The fundamental belief underlying the whole system appears to be that the human body is ugly and that its natural tendency is to debility and disease. Incarcerated in such a body, man's only hope is to avert these characteristics through the use of ritual and ceremony. Every household has one or more shrines devoted to this purpose. The more powerful individuals in the society have several shrines in their houses and, in fact, the opulence of a house is often referred to in terms of the number of such ritual centers it possesses. Most houses are of wattle and daub construction, but the shrine rooms of the more wealthy are walled with stone. Poorer families imitate the rich by applying pottery plaques to their shrine walls.

While each family has at least one such shrine, the rituals associated with it are not family ceremonies but are private and secret. The daily body ritual performed by everyone includes a mouth-rite. Despite the fact that these people are so punctilious [5] about care of the mouth, this rite involves a practice, which strikes the uninitiated stranger as revolting. It was reported to me that the ritual consists of inserting a small bundle of hog hairs into the mouth, along with certain magical powders, and then moving the bundle in a highly formalized series of gestures.[6]

Professor Linton referred in discussing a distinctive part of the daily body ritual, which is performed only by men. This part of the rite includes scraping and lacerating the surface of the face with a sharp instrument. Special women's rites are performed only four times during each lunar month, but what they lack in frequency is made up in barbarity. As part of this ceremony, women bake their heads in small ovens for about an hour. The theoretically interesting point is that what seems to be a preponderantly masochistic people have developed sadistic specialists.
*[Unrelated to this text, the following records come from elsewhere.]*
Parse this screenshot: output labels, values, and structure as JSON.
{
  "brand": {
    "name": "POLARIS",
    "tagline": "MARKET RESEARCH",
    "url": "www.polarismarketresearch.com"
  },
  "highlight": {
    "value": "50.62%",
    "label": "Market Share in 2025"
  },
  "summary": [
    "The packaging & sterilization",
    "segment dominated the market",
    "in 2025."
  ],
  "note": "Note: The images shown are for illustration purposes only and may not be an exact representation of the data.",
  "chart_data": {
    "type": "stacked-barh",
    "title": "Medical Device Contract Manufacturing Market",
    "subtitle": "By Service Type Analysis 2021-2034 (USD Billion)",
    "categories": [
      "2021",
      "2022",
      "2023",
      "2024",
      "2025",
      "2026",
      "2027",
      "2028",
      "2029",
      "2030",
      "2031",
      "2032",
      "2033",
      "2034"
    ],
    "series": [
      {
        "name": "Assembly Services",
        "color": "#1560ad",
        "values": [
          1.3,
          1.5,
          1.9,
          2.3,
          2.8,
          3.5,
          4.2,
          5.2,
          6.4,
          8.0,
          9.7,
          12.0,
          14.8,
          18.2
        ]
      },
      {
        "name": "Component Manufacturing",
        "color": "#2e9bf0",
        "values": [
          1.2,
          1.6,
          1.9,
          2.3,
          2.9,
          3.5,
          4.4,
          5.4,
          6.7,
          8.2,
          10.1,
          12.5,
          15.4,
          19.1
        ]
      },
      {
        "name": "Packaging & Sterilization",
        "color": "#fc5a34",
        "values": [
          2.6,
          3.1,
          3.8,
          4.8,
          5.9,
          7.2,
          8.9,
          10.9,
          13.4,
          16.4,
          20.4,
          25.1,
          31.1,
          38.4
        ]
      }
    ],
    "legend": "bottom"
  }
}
Okay, for those of you not familiar with these particular observations or didn’t get it, Nacirema is AMERICAN spelled backward. He’s talking about bathrooms, brushing one’s teeth, men shaving and women having their hair done once a week at a beauty shop. It’s all about the context.

If you want to read the full text (and it’s worth your while) click on this link www.msu.edu/~jdowell/miner.html .

By the way, my picture on this blog will stay the same for a while. I may post both and let one be my evil twin Skippy.

1 Comments:

Anonymous Anonymous said...

I really enjoyed that quote, Joe. It had me going there for a little while, until the scraping with a sharp instrument part.